Un an après
Voilà maintenant un an que je travaille sans relâche avec Karl. Après une installation rapide, nous nous sommes partagé l'exploration. Nous avons cartographié, prélevé et analysé inlassablement. Nous nous retrouvons souvent en même temps au laboratoire, où nous échangeons nos résultats.
Jusqu'à maintenant, tout confirme ce que l'on pouvait rêver d'Elpis : une composition et une atmosphère proche de celle notre terre, une eau potable. Nos premiers essais de culture d'espèces végétales terrestres sur la planète sont concluants. Si elles se multiplient il faudra encore quelques centaines de millions d'années avant que l'air se charge assez en dioxygène pour permettre à notre espèce de la respirer. En attendant, notre campement est isolé et respirable, même s'il faut le partager avec un couple de poules - à des fins à la fois alimentaires et scientifiques - et lorsqu'il faut en sortir, nous avons nos combinaisons. Nous sommes en très bonne santé. Vu comme ça se présente bien, des colons terriens viendront sans doute nous tenir compagnie, ici, pour nos vieux jours.

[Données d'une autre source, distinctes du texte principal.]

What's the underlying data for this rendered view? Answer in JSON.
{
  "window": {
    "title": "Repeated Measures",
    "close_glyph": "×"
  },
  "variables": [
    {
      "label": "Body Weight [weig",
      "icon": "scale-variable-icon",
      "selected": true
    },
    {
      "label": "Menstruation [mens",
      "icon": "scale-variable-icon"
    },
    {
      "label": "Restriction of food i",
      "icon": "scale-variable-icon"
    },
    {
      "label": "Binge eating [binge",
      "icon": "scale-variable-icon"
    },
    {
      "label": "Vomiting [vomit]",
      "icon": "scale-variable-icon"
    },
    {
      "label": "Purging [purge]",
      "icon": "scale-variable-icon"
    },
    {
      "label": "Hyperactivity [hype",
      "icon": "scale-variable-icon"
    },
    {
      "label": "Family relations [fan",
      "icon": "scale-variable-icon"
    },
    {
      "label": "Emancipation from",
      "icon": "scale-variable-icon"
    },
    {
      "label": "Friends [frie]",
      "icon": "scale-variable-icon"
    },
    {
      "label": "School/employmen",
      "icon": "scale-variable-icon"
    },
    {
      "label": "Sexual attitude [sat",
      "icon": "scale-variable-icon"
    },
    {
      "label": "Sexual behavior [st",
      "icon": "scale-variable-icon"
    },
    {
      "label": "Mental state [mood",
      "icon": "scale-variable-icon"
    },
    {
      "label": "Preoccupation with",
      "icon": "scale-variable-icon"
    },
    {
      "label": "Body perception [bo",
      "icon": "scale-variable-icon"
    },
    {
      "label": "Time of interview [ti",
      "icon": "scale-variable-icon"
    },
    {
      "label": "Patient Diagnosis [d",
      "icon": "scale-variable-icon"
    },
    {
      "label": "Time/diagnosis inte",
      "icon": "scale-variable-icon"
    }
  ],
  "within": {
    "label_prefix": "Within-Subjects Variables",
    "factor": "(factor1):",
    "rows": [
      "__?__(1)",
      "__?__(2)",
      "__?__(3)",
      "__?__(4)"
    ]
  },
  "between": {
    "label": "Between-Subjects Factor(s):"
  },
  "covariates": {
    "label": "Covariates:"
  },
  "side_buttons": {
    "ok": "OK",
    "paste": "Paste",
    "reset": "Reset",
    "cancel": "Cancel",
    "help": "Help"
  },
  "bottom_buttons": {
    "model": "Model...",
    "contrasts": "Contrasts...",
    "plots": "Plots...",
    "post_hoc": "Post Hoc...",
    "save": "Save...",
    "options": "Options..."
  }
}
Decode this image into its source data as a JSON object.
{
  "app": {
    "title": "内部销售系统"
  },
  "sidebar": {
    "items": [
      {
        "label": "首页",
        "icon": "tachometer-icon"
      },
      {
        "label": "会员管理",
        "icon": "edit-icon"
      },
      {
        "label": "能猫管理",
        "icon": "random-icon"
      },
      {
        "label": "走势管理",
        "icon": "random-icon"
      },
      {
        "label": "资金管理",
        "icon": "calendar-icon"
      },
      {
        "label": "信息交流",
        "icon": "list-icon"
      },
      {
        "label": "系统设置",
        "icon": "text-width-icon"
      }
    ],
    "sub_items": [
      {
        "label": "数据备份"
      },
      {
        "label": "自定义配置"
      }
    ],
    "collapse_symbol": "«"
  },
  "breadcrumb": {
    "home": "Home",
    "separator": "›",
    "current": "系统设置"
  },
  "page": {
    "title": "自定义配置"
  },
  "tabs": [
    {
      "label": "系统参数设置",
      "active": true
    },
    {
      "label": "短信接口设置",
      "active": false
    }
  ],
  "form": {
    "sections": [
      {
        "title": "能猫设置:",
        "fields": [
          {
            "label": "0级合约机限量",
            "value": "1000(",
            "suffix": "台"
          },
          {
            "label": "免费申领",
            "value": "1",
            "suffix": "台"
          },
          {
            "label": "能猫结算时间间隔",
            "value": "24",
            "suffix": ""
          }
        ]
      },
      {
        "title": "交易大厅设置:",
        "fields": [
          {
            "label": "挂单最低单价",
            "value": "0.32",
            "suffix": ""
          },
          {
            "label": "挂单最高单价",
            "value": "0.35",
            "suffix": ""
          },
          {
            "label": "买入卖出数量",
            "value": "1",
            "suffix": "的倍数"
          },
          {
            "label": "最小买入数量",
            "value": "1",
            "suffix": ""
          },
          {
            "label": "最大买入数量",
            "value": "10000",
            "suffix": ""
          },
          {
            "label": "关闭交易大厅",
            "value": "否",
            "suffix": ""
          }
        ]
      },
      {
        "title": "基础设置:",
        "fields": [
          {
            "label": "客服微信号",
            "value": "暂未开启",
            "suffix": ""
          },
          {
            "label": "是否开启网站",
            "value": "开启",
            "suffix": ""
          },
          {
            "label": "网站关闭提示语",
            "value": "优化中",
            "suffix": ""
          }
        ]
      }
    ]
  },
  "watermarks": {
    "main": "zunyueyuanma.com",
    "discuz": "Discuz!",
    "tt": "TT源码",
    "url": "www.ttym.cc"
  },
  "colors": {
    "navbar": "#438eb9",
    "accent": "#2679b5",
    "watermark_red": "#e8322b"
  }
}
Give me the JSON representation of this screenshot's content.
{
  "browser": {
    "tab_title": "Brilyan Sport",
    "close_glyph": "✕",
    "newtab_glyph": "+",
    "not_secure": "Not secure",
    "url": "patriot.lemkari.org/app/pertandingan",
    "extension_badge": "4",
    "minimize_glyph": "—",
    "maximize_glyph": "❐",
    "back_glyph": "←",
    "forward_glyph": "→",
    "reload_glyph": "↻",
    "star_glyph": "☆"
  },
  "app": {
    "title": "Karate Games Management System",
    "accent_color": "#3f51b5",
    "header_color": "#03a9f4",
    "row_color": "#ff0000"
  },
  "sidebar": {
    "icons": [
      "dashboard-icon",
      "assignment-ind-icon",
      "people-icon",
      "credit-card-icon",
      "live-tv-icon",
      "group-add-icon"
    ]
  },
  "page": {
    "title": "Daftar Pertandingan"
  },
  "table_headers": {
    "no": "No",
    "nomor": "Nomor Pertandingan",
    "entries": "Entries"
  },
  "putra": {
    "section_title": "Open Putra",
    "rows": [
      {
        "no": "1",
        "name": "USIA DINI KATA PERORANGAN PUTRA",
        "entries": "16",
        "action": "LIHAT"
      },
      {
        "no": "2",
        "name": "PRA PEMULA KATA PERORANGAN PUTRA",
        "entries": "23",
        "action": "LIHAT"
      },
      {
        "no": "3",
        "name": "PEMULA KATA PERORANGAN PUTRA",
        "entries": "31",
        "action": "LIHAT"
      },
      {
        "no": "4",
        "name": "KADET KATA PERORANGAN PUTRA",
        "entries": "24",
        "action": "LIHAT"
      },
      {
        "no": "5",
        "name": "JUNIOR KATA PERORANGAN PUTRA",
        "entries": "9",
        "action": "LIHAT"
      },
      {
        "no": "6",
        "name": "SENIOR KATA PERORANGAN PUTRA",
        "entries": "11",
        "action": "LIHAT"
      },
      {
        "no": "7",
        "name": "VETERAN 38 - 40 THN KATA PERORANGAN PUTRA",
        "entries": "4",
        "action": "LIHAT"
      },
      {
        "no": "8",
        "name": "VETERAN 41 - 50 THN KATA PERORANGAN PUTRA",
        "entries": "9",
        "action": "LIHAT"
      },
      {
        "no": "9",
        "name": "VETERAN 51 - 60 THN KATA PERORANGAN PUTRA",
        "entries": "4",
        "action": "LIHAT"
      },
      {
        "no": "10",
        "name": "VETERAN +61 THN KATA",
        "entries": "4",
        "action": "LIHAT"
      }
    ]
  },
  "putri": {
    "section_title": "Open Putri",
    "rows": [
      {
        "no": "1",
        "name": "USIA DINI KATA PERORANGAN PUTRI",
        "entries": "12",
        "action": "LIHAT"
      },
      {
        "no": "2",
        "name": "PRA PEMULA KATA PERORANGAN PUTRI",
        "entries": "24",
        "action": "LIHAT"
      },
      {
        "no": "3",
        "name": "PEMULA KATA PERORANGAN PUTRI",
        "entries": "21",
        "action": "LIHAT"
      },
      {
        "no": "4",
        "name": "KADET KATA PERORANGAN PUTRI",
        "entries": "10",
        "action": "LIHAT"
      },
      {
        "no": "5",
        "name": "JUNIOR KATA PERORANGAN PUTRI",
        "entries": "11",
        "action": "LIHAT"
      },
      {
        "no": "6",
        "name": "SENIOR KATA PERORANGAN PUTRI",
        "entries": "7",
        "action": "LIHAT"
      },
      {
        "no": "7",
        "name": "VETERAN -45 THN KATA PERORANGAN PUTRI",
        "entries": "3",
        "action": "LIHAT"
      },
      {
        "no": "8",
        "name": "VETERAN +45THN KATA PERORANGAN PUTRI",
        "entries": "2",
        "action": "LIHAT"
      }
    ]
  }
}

J'ai toujours rêvé d'être astronaute et d'explorer l'univers. Enfant, lorsqu'Elpis a été découverte, j'ai été fascinée par cette magnifique exoplanète à l'allure d'une bille d'agate aux filaments bronze et or. Elle est bleue, composée d'un immense océan traversé par un unique continent : une courbe rocheuse de couleur ocre. A l'époque, on prospectait déjà pour y aller. J'ai suivi toutes mes études avec acharnement dans cet objectif : avoir le privilège de fouler son sol. J'étais bien consciente que la probabilité était infime, mais il fallait le tenter.
La sélection a été drastique, un savant équilibre entre compétences et psychologie. Si mes connaissances et ma capacité d'adaptation sont indéniables, je sais que mes émotions sont mon point faible. Néanmoins, j'ai atteint un contrôle qui m'a permis de passer tous les tests avec succès. Et qui peut se vanter d'avoir pu réaliser son rêve d'enfant, surtout aussi ambitieux et extraordinaire ? Rien ne devrait pouvoir entamer mon bonheur d'être devenue la première habitante de cette planète vierge de tous maux terriens : pollution, guerre, famine...
Cependant, ces derniers jours, il faut bien avouer que je commence à déprimer sévèrement. Surmontant mes réticences, je me suis sentie obligée d'en parler à Karl. Echanger sur nos ressentis fait partie de notre mission. J'ai atténué la vérité, bien sûr ; je lui ai juste parlé d'une légère baisse de moral, sans doute passagère. Il m'a aussitôt rassuré en m'expliquant qu'il ressentait la même chose. Très pragmatique, il m'a expliqué qu'il s'agit sans doute une sorte de mal de Terre, après toutes ces années dans l'espace. Il a certes raison, mais j'ai beau essayer de m'auto-convaincre de son explication, me concernant, le problème est bien plus profond qu'une perte de repères. Jusqu'à maintenant, les résultats de nos analyses sont tous parfaits, mais sans saveur. Je vois nos études toucher à leur fin et Elpis est vide. Je n'ai trouvé aucune autre trace organique que les nôtres.
Je sais, j'aurais dû m'y attendre : aucun robot expédié ici, aussi intelligent et maniable soit-il, n'a jamais réussi à prouver l'existence d'une quelconque forme de vie extraterrestre. Et notre mission consiste à déterminer si une colonisation de la planète est possible, rien de plus. Trouver une forme de vie endémique a été abordé lors de notre préparation, mais, sans aucune conviction. Contrairement à moi, Karl a toujours fait totalement confiance aux comptes-rendus des multiples explorations mécaniques qui nous ont précédés. Mais, j'ai gardé la conviction profonde que les machines sont trop limitées. Malgré leur intelligence artificielle, elles peuvent passer à côté de certaines subtilités, non ? J'avais donc nourri l'espoir secret de trouver un soupçon de vie sur Elpis. Mais je crois que je vais devoir me résigner.